Dienstaufsichtsbeschwerde?

hallo Ihr Wissenden,

folgender fiktiver Fall tritt ein:
ein Mädchen wird Anfang Januar 2008 Mutter, sie wußte es vorher nicht (klar, klingt wie aus ner talkshow) und hatte demzufolge auch noch nichts organisiert, keine Anträge gestellt usw. In der 2. Januarwoche erledigt Sie alles nötige Elterngeld, Kindergeld, Wohnung besorgt,Grundsicherungsamt wegen Erstausstattung Wohnung, Baby usw. Jetzt ist Ende Februar und das Einzige was Sie bisher bekam ist das Elterngeld für Februar. Nicht mal die Nachzahlung Elterngeld Januar. Wohnung ist noch leer, Geld knapp und nun bekommt Sie vom GSA die mündliche Auskunft: Erstausstattung gibts erst am 31.03.08. Was könnte Sie da machen? Natürlich alles rein fiktiv…

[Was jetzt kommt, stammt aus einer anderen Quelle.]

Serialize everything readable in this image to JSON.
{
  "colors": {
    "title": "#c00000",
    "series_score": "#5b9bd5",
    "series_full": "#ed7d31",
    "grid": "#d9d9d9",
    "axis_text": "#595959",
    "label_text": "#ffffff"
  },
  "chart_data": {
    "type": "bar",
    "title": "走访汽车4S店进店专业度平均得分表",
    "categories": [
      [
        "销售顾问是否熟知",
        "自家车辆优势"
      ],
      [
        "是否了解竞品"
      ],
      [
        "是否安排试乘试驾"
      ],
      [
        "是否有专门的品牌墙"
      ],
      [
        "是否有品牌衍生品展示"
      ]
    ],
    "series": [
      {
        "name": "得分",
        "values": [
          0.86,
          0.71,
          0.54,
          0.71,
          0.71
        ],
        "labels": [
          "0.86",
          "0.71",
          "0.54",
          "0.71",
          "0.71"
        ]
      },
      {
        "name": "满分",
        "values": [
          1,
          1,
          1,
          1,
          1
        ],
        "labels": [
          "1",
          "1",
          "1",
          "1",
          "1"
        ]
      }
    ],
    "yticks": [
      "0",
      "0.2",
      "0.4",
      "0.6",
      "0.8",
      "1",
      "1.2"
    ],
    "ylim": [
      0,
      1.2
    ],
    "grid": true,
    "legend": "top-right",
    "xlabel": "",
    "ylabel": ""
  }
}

Mein Vorschlag: Kind zum GSA mitnehmen, abstellen und am 31.03.08 wieder abholen.:smile:

Gäbe es da Möglichkeiten der Beschleunigung und auf was begründet man sowas dann? Das es sich hierbei um Notfall handeln würde ist wohl klar.

Fragende Grüße
Tina

Hallo,

eine Dienstaufsichtsbeschwerde nützt in diesem Fall gar nichts. Ich würde mich an den Direkten Vorgesetzten wenden und dem die Situation schildern.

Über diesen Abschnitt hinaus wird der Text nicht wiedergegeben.